Each month contains 15 million records, give or take a few million. Meditate upon this for a moment: on average, New Yorkers take almost half a million taxi rides a day. This is an insane number of trips. In the figure above, about 10 million taxi pickup locations from March 2016 are displayed on a map/satellite hybrid of New York City. Zoom in to observe street-level data. Note that pickup locations might show up in buildings and other structures since GPS is only accurate to within several meters.
An average month weighs in at around 2 GB; an average year, 25 GB; the entire dataset, 300 GB. We can now qualify our earlier statement about big data being relative. Ingesting the entire NYC dataset in one sitting requires a machine with more than 300 GB of memory–and that is before you perform any analysis. An analyst with access to servers like these might not consider the NYC dataset “big data.” They might be able to load and process the entire dataset in memory. But where does that leave the rest of us, who don’t have access to such high-powered computing? Is there a way we can take the “big” out of “big data?”

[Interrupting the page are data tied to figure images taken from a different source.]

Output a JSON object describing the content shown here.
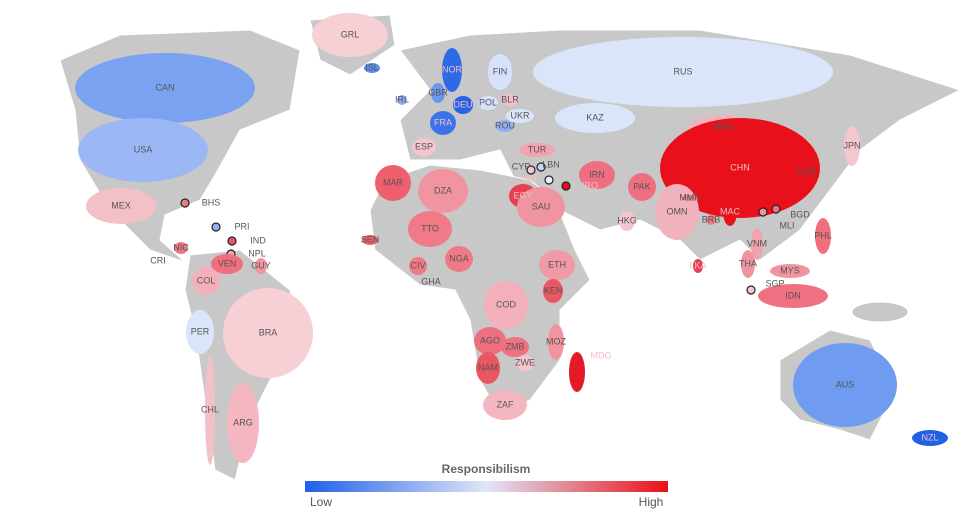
{
  "legend": {
    "title": "Responsibilism",
    "low": "Low",
    "high": "High",
    "colors": [
      "#1f5fe8",
      "#dfe6f7",
      "#e8101a"
    ]
  },
  "countries": [
    {
      "label": "GRL",
      "color": "#f7d0d6"
    },
    {
      "label": "ISL",
      "color": "#5b8ef0"
    },
    {
      "label": "NOR",
      "color": "#2d6ae8"
    },
    {
      "label": "FIN",
      "color": "#d6e2fb"
    },
    {
      "label": "RUS",
      "color": "#dbe5fa"
    },
    {
      "label": "CAN",
      "color": "#7aa2f0"
    },
    {
      "label": "IRL",
      "color": "#8db0f2"
    },
    {
      "label": "GBR",
      "color": "#6b96ee"
    },
    {
      "label": "DEU",
      "color": "#2a62e6"
    },
    {
      "label": "POL",
      "color": "#d6e2fb"
    },
    {
      "label": "BLR",
      "color": "#f4c0c8"
    },
    {
      "label": "UKR",
      "color": "#dbe5fa"
    },
    {
      "label": "FRA",
      "color": "#3b74ea"
    },
    {
      "label": "ROU",
      "color": "#8fb0f0"
    },
    {
      "label": "KAZ",
      "color": "#dbe5fa"
    },
    {
      "label": "MNG",
      "color": "#f0b3be"
    },
    {
      "label": "JPN",
      "color": "#f4c6ce"
    },
    {
      "label": "USA",
      "color": "#9bb8f4"
    },
    {
      "label": "ESP",
      "color": "#f4c6ce"
    },
    {
      "label": "TUR",
      "color": "#f0a4b0"
    },
    {
      "label": "CYP",
      "color": "#c9d6f5"
    },
    {
      "label": "LBN",
      "color": "#f4c6ce"
    },
    {
      "label": "ISR",
      "color": "#e8eefb"
    },
    {
      "label": "IRQ",
      "color": "#e8101a"
    },
    {
      "label": "IRN",
      "color": "#ee7080"
    },
    {
      "label": "KOR",
      "color": "#f4c6ce"
    },
    {
      "label": "CHN",
      "color": "#e8101a"
    },
    {
      "label": "MAR",
      "color": "#ef5f6d"
    },
    {
      "label": "DZA",
      "color": "#f0959f"
    },
    {
      "label": "EGY",
      "color": "#e84050"
    },
    {
      "label": "SAU",
      "color": "#f0959f"
    },
    {
      "label": "PAK",
      "color": "#ee7080"
    },
    {
      "label": "MEX",
      "color": "#f4c0c8"
    },
    {
      "label": "BHS",
      "color": "#f07a88"
    },
    {
      "label": "PRI",
      "color": "#8fb0f0"
    },
    {
      "label": "IND",
      "color": "#ea5763"
    },
    {
      "label": "NPL",
      "color": "#f0a4b0"
    },
    {
      "label": "OMN",
      "color": "#f0b3be"
    },
    {
      "label": "MMR",
      "color": "#ef7a87"
    },
    {
      "label": "HKG",
      "color": "#f4c6ce"
    },
    {
      "label": "MAC",
      "color": "#e8101a"
    },
    {
      "label": "BGD",
      "color": "#ef6f7d"
    },
    {
      "label": "MLI",
      "color": "#f0959f"
    },
    {
      "label": "BRB",
      "color": "#f07a88"
    },
    {
      "label": "TTO",
      "color": "#f07a88"
    },
    {
      "label": "SEN",
      "color": "#ef5f6d"
    },
    {
      "label": "NIC",
      "color": "#ef7a87"
    },
    {
      "label": "VNM",
      "color": "#f0a4b0"
    },
    {
      "label": "PHL",
      "color": "#ef6f7d"
    },
    {
      "label": "CRI",
      "color": "#f4c0c8"
    },
    {
      "label": "VEN",
      "color": "#ef6f7d"
    },
    {
      "label": "GUY",
      "color": "#f0959f"
    },
    {
      "label": "THA",
      "color": "#f0959f"
    },
    {
      "label": "NGA",
      "color": "#ef7a87"
    },
    {
      "label": "CIV",
      "color": "#ef7a87"
    },
    {
      "label": "ETH",
      "color": "#f09aa5"
    },
    {
      "label": "GHA",
      "color": "#f0a4b0"
    },
    {
      "label": "LKA",
      "color": "#e84050"
    },
    {
      "label": "COL",
      "color": "#f4b0ba"
    },
    {
      "label": "MYS",
      "color": "#f0959f"
    },
    {
      "label": "KEN",
      "color": "#ea5763"
    },
    {
      "label": "SGP",
      "color": "#f4c6ce"
    },
    {
      "label": "IDN",
      "color": "#ef7080"
    },
    {
      "label": "COD",
      "color": "#f4b0ba"
    },
    {
      "label": "PER",
      "color": "#dbe5fa"
    },
    {
      "label": "BRA",
      "color": "#f7d0d6"
    },
    {
      "label": "AGO",
      "color": "#ee7080"
    },
    {
      "label": "MOZ",
      "color": "#f0959f"
    },
    {
      "label": "ZMB",
      "color": "#ef7080"
    },
    {
      "label": "ZWE",
      "color": "#f4c6ce"
    },
    {
      "label": "MDG",
      "color": "#e41a28"
    },
    {
      "label": "NAM",
      "color": "#ea5763"
    },
    {
      "label": "AUS",
      "color": "#6f9cf0"
    },
    {
      "label": "CHL",
      "color": "#f4c0c8"
    },
    {
      "label": "ARG",
      "color": "#f4b6c0"
    },
    {
      "label": "ZAF",
      "color": "#f4b6c0"
    },
    {
      "label": "NZL",
      "color": "#2062e6"
    }
  ]
}
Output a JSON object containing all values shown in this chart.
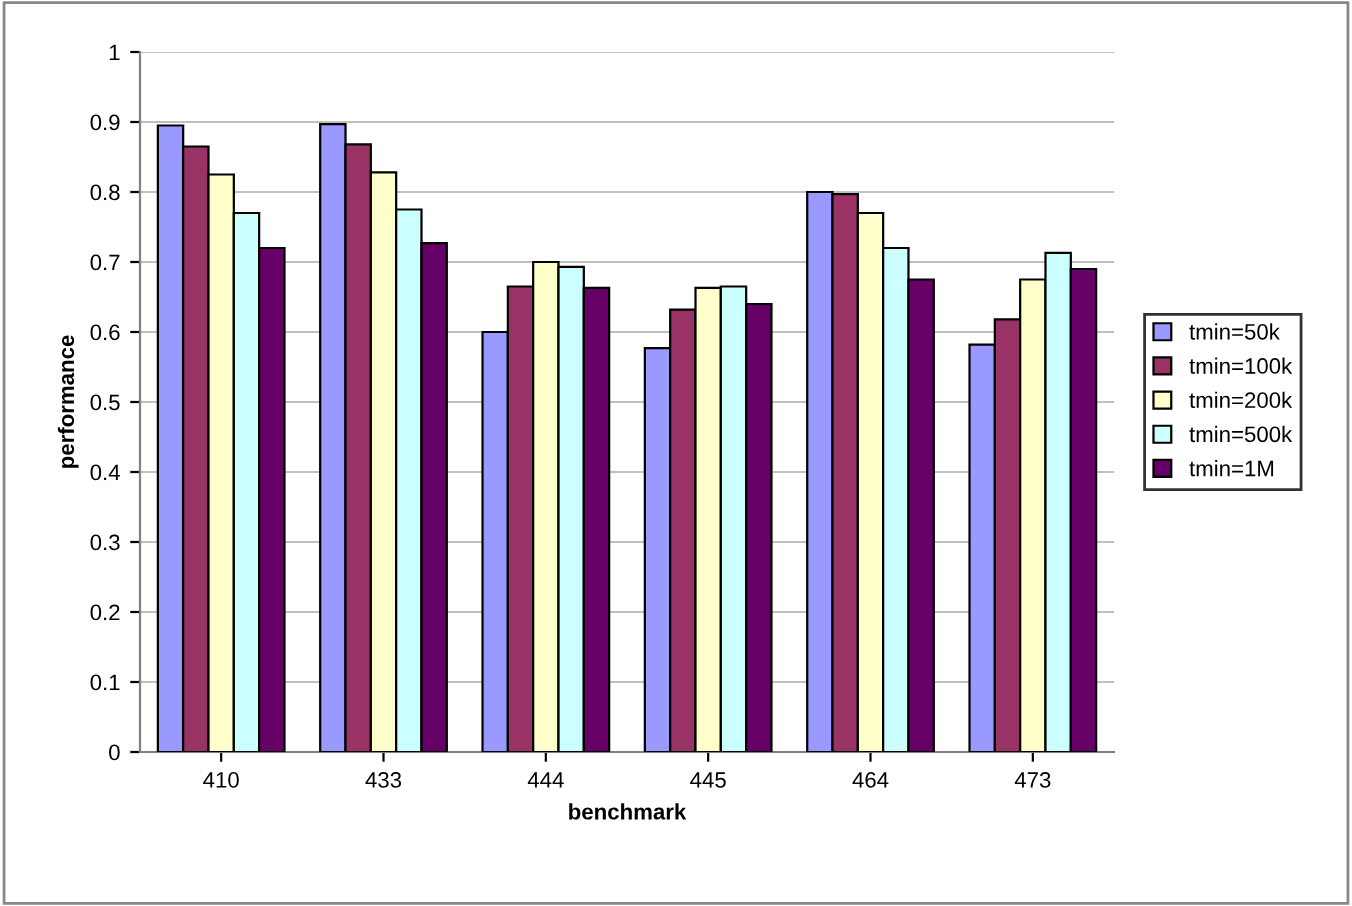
{
  "chart_data": {
    "type": "bar",
    "xlabel": "benchmark",
    "ylabel": "performance",
    "categories": [
      "410",
      "433",
      "444",
      "445",
      "464",
      "473"
    ],
    "series": [
      {
        "name": "tmin=50k",
        "color": "#9999ff",
        "values": [
          0.895,
          0.897,
          0.6,
          0.577,
          0.8,
          0.582
        ]
      },
      {
        "name": "tmin=100k",
        "color": "#993366",
        "values": [
          0.865,
          0.868,
          0.665,
          0.632,
          0.797,
          0.618
        ]
      },
      {
        "name": "tmin=200k",
        "color": "#ffffcc",
        "values": [
          0.825,
          0.828,
          0.7,
          0.663,
          0.77,
          0.675
        ]
      },
      {
        "name": "tmin=500k",
        "color": "#ccffff",
        "values": [
          0.77,
          0.775,
          0.693,
          0.665,
          0.72,
          0.713
        ]
      },
      {
        "name": "tmin=1M",
        "color": "#660066",
        "values": [
          0.72,
          0.727,
          0.663,
          0.64,
          0.675,
          0.69
        ]
      }
    ],
    "ylim": [
      0,
      1
    ],
    "yticks": [
      0,
      0.1,
      0.2,
      0.3,
      0.4,
      0.5,
      0.6,
      0.7,
      0.8,
      0.9,
      1
    ],
    "grid": "y",
    "legend": "right"
  }
}
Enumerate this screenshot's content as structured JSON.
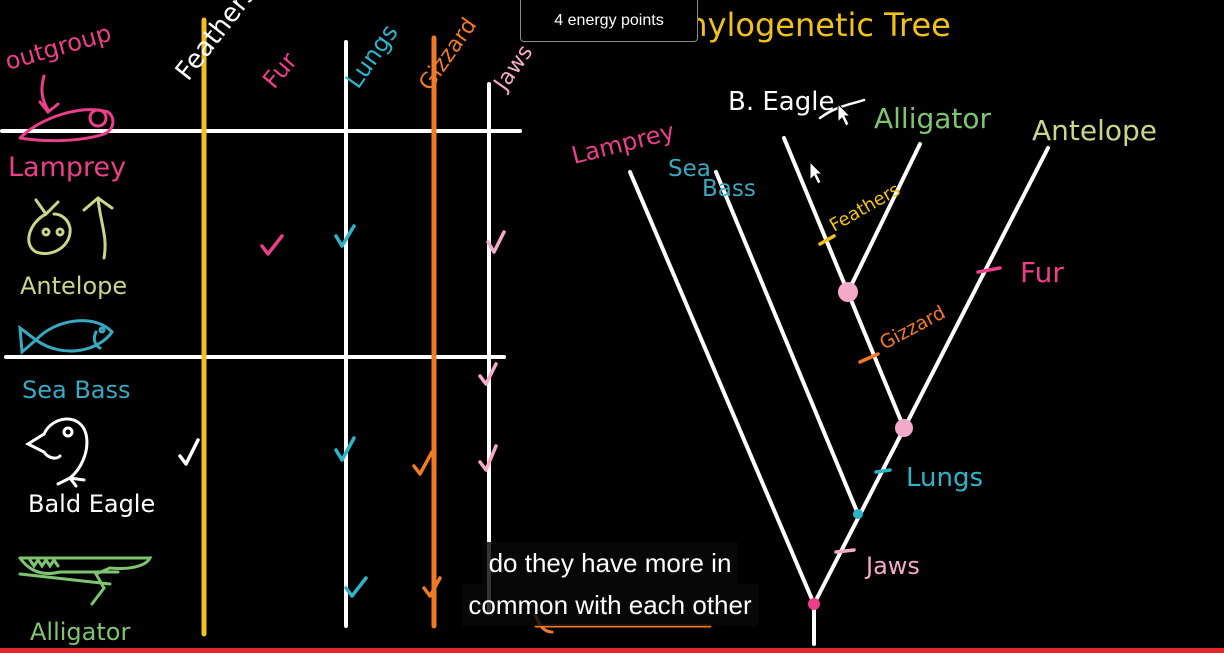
{
  "energy_points": "4 energy points",
  "board": {
    "title": "Phylogenetic Tree",
    "table": {
      "outgroup_note": "outgroup",
      "columns": [
        "Feathers",
        "Fur",
        "Lungs",
        "Gizzard",
        "Jaws"
      ],
      "rows": [
        "Lamprey",
        "Antelope",
        "Sea Bass",
        "Bald Eagle",
        "Alligator"
      ]
    },
    "tree": {
      "taxa": [
        "Lamprey",
        "Sea Bass",
        "B. Eagle",
        "Alligator",
        "Antelope"
      ],
      "traits": [
        "Feathers",
        "Fur",
        "Gizzard",
        "Lungs",
        "Jaws"
      ]
    }
  },
  "caption": {
    "line1": "do they have more in",
    "line2": "common with each other"
  },
  "video": {
    "progress": 1.0
  },
  "colors": {
    "feathers": "#f2c01b",
    "fur": "#ec3f8a",
    "lungs": "#2fb3c8",
    "gizzard": "#f07a25",
    "jaws": "#f4aac8",
    "lamprey": "#ec3f8a",
    "antelope": "#c8d58a",
    "seabass": "#3aa8c0",
    "eagle": "#ffffff",
    "alligator": "#7fc471",
    "title": "#f2c01b"
  }
}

Fortunately, the answer is yes. In subsequent posts (here, here), we illustrate ways to analyze datasets that are too large to fit in memory on a single machine. Such “out-of-core” (OOC) analysis is not new, but is increasingly relevant in the era of big data. Most of these solutions are based on partitioning the dataset into smaller chunks and processing the individual chunks in a distributed manner. For example, one could partition the NYC dataset into 20 smaller datasets and simultaneously process each of the smaller datasets on 20 individual machines. Alternatively, one could conceivably partition the dataset into 20 smaller datasets and process each dataset sequentially on the same machine.
Stay tuned for posts detailing these methods. For now, let’s glean some insights from just one month (March 2016) of the NYC taxi dataset.
In the figure above, we bin the monthly data by hour of day. As expected, ridership drops off in the wee hours. Also expected is the surge in ridership during the morning and evening rush hours. Clearly, the busiest times occur in early evening.
The heatmap above displays tips as a percentage of taxi fare. 8 million points are used to generate the map. In what locations do riders give large tips as a percentage of the taxi fare? Zoom in for more granular data.
In conclusion, the term “big data” is relative to an analyst’s tools. There are ways to strip the “big” from “big data,” subject to some limitations. We will detail these tools in upcoming posts:
SOFTWARE: Linux, python, dask, pandas, geopandas, geojson, shapely, mapbox, tippecanoe
OTHER DETAILS: Dask allows for parallel processing of the data, since the March 2016 dataset (2 GB) does fit in memory, but allows very limited processing on an 8 GB system. We generate the maps in Mapbox and style them across the data and zoom ranges. Tippecanoe builds the map tilesets into scale-independent views.